I enjoyed "The Man Who Made Models" for its many very clever turns of phrase, and the plot device itself is really very creative. But it somehow feels diminished--almost a scale model of a successful story.

"The Man Who Made Models" has been published twice, in a Chris Drumm chapbook for which it was was the title story, and in this beautiful new volume from the Centipede Press for which it is also the title story.



Monday, April 7, 2014

The Man Who Made Models: Introduction

First, an open note of thanks to Michael Swanwick for his dedication to Lafferty's writing over the years and for writing this introduction.

"Eight Words from the Most Wonderful Writer in the World" is an excellent introduction to this, the first Lafferty publication to see the light of day in 15 years (since Sindbad: The 13th Voyage - 1999), the first short story collection in 22 years (Iron Tears - 1992). Michael Swanwick introduces his reaction to Lafferty's writing and gives us some insight into the man's character. In fact, he discusses Lafferty as a character at the conventions--one so soft-spoken that people almost never heard what he had to say.
Has there ever been a less likely literary hero than Raphael Aloysius Lafferty? In my memory I see him coming down the hallway of a convention hotel--he has an energetic, rolling gait, as if her were walking into the wind on the deck of a ship which nobody but he could see--a cheerful old man, blue collar to the bone, who spoke so softly that in my half dozen face to face encounters with him, I only managed to make out what he was saying only once.
Lafferty's fiction was embraced by the "New Wave" (quotes there to avoid a debate on just what was and wasn't new wave--suffice it to say that writers like Harlan Ellison, Samuel Delany, Damon Knight, and Roger Zelazny all loved his writing), but his character could not have been more squarely against everything the new wave was associated with. He was a middle-aged, socially and religiously conservative, jubilantly Catholic man from the middle of nowhere as fare as the publishing world was concerned (Tulsa, Oklahoma). Yet for a while, he turned the entire genre of Science Fiction on its head.

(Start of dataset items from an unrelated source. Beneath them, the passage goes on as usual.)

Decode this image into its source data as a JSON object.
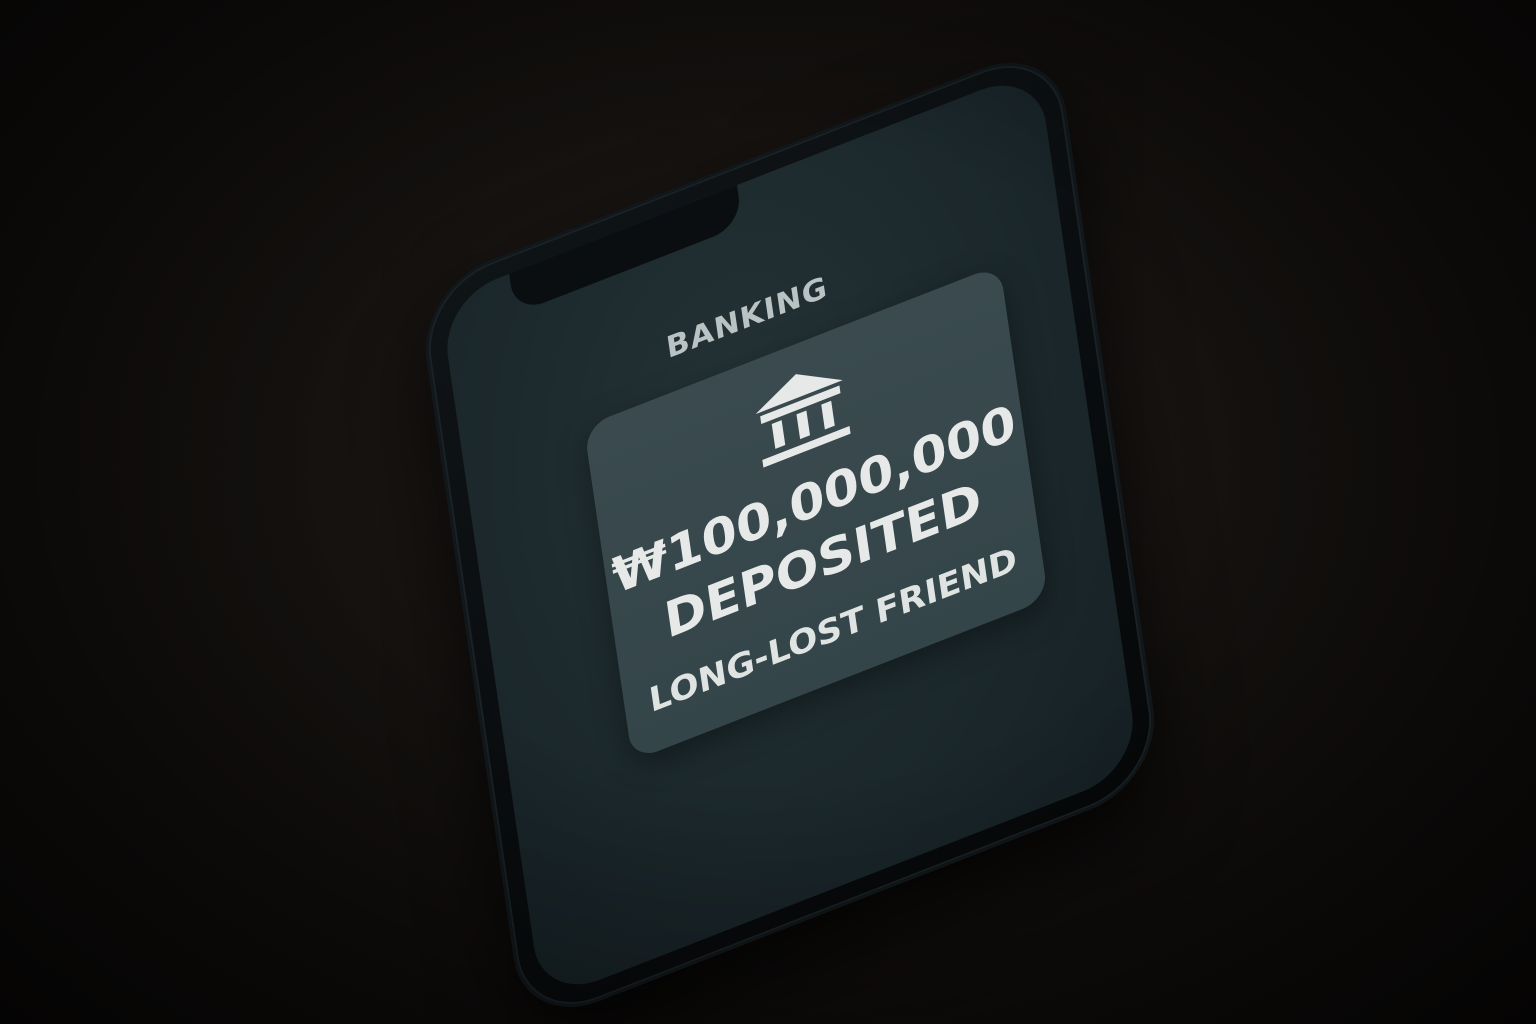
{
  "screen": {
    "title": "BANKING"
  },
  "notification": {
    "icon": "bank-icon",
    "amount": "₩100,000,000",
    "status": "DEPOSITED",
    "sender": "LONG-LOST FRIEND"
  },
  "colors": {
    "screen_background": "#1d2a2e",
    "card_background": "#3a4a4e",
    "text_primary": "#e6e9e8",
    "text_secondary": "#b9c3c4"
  }
}
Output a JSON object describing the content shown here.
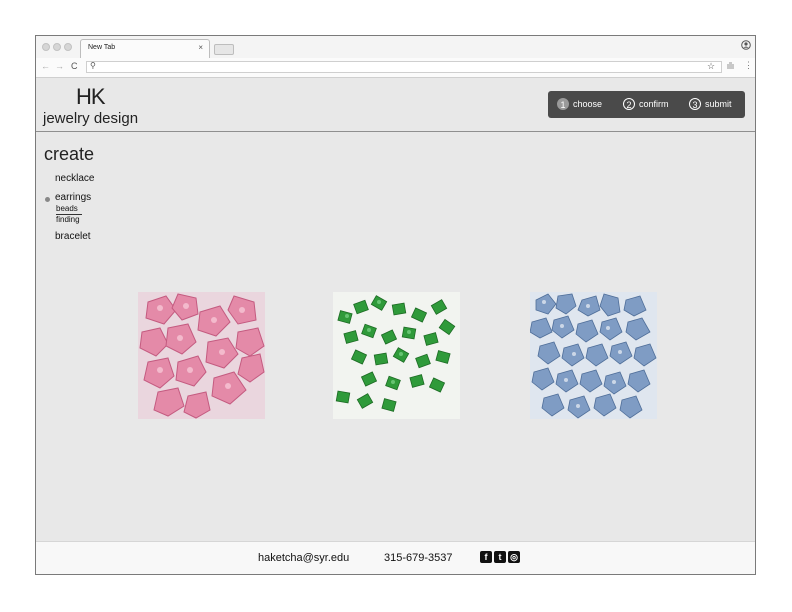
{
  "browser": {
    "tab_title": "New Tab",
    "tab_close": "×",
    "back": "←",
    "forward": "→",
    "reload": "C",
    "search_glyph": "⚲",
    "star": "☆",
    "menu": "⋮",
    "profile_icon": "person-icon"
  },
  "header": {
    "logo_mark": "HK",
    "logo_text": "jewelry design",
    "steps": [
      {
        "num": "1",
        "label": "choose"
      },
      {
        "num": "2",
        "label": "confirm"
      },
      {
        "num": "3",
        "label": "submit"
      }
    ]
  },
  "sidebar": {
    "title": "create",
    "items": [
      {
        "label": "necklace"
      },
      {
        "label": "earrings",
        "sub": [
          "beads",
          "finding"
        ]
      },
      {
        "label": "bracelet"
      }
    ]
  },
  "gallery": [
    {
      "name": "pink-crystal-beads",
      "color": "#e48aa8"
    },
    {
      "name": "green-glass-beads",
      "color": "#2f9a3a"
    },
    {
      "name": "blue-crystal-beads",
      "color": "#7f9cc4"
    }
  ],
  "footer": {
    "email": "haketcha@syr.edu",
    "phone": "315-679-3537",
    "social": [
      {
        "name": "facebook-icon",
        "glyph": "f"
      },
      {
        "name": "twitter-icon",
        "glyph": "t"
      },
      {
        "name": "instagram-icon",
        "glyph": "◎"
      }
    ]
  }
}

Swanwick brings up a very good point I'd never considered before. Part of what killed his mass-market publishing career was financial analysis and the kind of software that lets publishers track exactly what books are earning the big bucks. That led the investor-driven industry to stick with what is profitable--the predictable, forgettable bestsellers, and jettison everything that didn't instantly turn an obscene profit--the bold, original, and unexpected writing that moves the literary world forward. If any words can describe Lafferty's writing, bold, original, and unexpected do a pretty good job of it.

He describes Lafferty's drinking--always with a drink in his hand at conventions, stumbling from one beer to the next--and speculates about the effect that might have had on his output. Nevertheless, the luminaries of the SF world adored and revered him. Lafferty was for a while a prolific producer of prodigies. His stories arrived via cheap Mexican off-brand typewriters in a veritable torrent.

And in the end Swanwick clues us in on the eight words of wisdom he was finally able to glean from the old master. What were they? Far be it from me to ruin your surprise and delight: Borrow a copy of The Man Who Made Models and read it for yourself!

Thank you, Michael Swanwick for your heartfelt, illuminating, and downright fine introduction to the great man's great work!

PS: You should also read Michael Swanwick's other his other great introduction to Lafferty, "Despair and the Duck Lady."